2.2 Children’s and parents’ views
What do children and parents think of teaching assistants? Curiously, little has been written about their perspectives. A small-scale study involving 78 primary-aged children in England (Eyres et al., 2004) showed that children can, when asked, differentiate between their own class teacher and other adults who work with them. However, the children reported a substantial overlap between the activities of teachers and teaching assistants. For instance, eight-year-old Sarah said:
Well, the helpers seem to help out and do what the teacher does and the teacher seems to mostly teach children. But sometimes the helpers teach children.
Eleven-year-old Lissette speculated:
Well, Miss McAngel is the actual teacher, teacher, teacher. She actually teaches us everything because she’s just a teacher and she teaches us everything. But, if you like, you’ve got another teacher, they teach us – pretty much they’d teach us everything but Miss McAngel would do different things with us – d’you know what I mean? – sort of, I can’t put it into words really – but – can you help? (looking towards Tim, her friend).
To a large extent, teachers and teaching assistants were seen by the children in this study as working in ‘interdependent’ ways, with each making a significant contribution to children’s learning.
With regard to parents, given that many teaching assistants are parents from the local community, we can speculate that other parents are in touch with the ways in which teachers have increasingly delegated certain teaching-related responsibilities to assistants. But maybe this is not the case. Teaching assistants, after all, are a new workforce. When today’s parents were at primary school, they would not have had experience of assistants working alongside teachers in the way that children do now.
A questionnaire survey of parents’ perceptions of assistants by two specialist teacher assistants working at Roche CommunitySchool in Cornwall (Strongman and Mansfield, 2004) found that most of the parents placed great value on the contribution of teaching assistants. As one parent wrote, ‘They are of value as a backup for the teacher, as an extra pair of eyes in the classroom.’ Another parent noted, ‘A good assistant can be priceless in the classroom. With up to thirty-seven children in each class, how could a teacher do her job effectively without assistants?’
However, while these parents recognised the important role of assistants in their children’s primary school, many also felt that there should be a clear distinction between the roles of teachers and teaching assistants. As one parent said, ‘Teaching assistants should not “teach” the class, they should only assist the teacher.’ The extent to which this linguistic distinction – between ‘teaching’ and ‘assisting’ – can be maintained in classrooms when many teachers and teaching assistants are now working closely together in teams is open to question. When a teaching assistant ‘assists’ or ‘supports’ or ‘helps’ a child, there is always the possibility that the child will learn. Therefore, it could be said that the assistant has ‘taught’ that child, just as it could be said that parents teach their children many things and children often teach each other.

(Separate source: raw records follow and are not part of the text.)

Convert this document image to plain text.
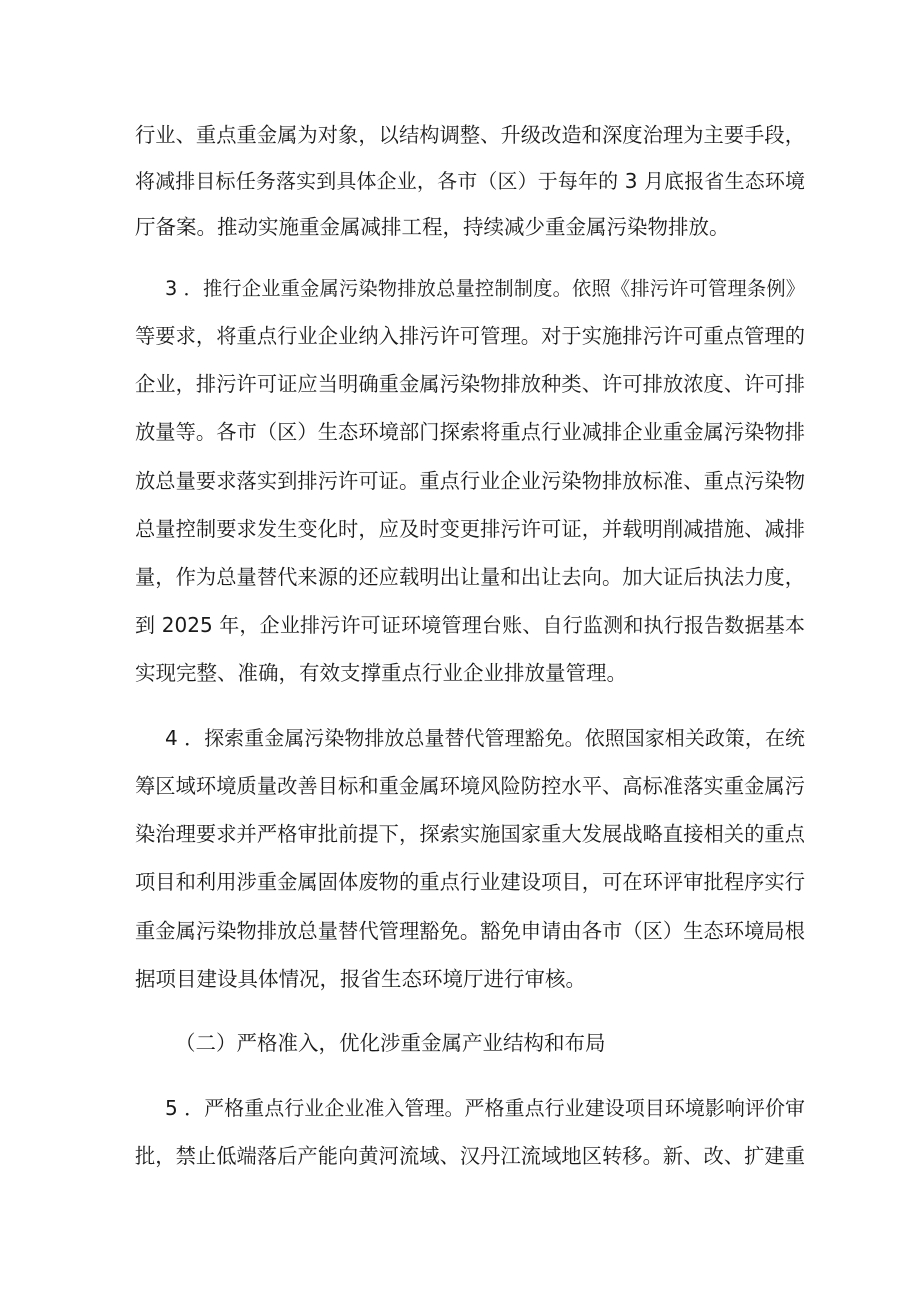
行业、重点重金属为对象，以结构调整、升级改造和深度治理为主要手段，
将减排目标任务落实到具体企业，各市（区）于每年的 3 月底报省生态环境
厅备案。推动实施重金属减排工程，持续减少重金属污染物排放。
3 ．推行企业重金属污染物排放总量控制制度。依照《排污许可管理条例》
等要求，将重点行业企业纳入排污许可管理。对于实施排污许可重点管理的
企业，排污许可证应当明确重金属污染物排放种类、许可排放浓度、许可排
放量等。各市（区）生态环境部门探索将重点行业减排企业重金属污染物排
放总量要求落实到排污许可证。重点行业企业污染物排放标准、重点污染物
总量控制要求发生变化时，应及时变更排污许可证，并载明削减措施、减排
量，作为总量替代来源的还应载明出让量和出让去向。加大证后执法力度，
到 2025 年，企业排污许可证环境管理台账、自行监测和执行报告数据基本
实现完整、准确，有效支撑重点行业企业排放量管理。
4 ．探索重金属污染物排放总量替代管理豁免。依照国家相关政策，在统
筹区域环境质量改善目标和重金属环境风险防控水平、高标准落实重金属污
染治理要求并严格审批前提下，探索实施国家重大发展战略直接相关的重点
项目和利用涉重金属固体废物的重点行业建设项目，可在环评审批程序实行
重金属污染物排放总量替代管理豁免。豁免申请由各市（区）生态环境局根
据项目建设具体情况，报省生态环境厅进行审核。
（二）严格准入，优化涉重金属产业结构和布局
5 ．严格重点行业企业准入管理。严格重点行业建设项目环境影响评价审
批，禁止低端落后产能向黄河流域、汉丹江流域地区转移。新、改、扩建重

Perhaps a more appropriate way of thinking about this is to say that teachers, as qualified professionals, hold the overall responsibility for what goes on in a classroom in terms of learning and teaching. Children, it seems, understand this. In the study by Eyres et al. (2004) a number of children were clear that the teachers in their classrooms were ultimately in charge. As six-year-old Sam commented:
Well, Mrs Wilson and Mrs Georgio [both teaching assistants] don’t tell us what to do. Mrs Watts [the teacher] tells us what to do.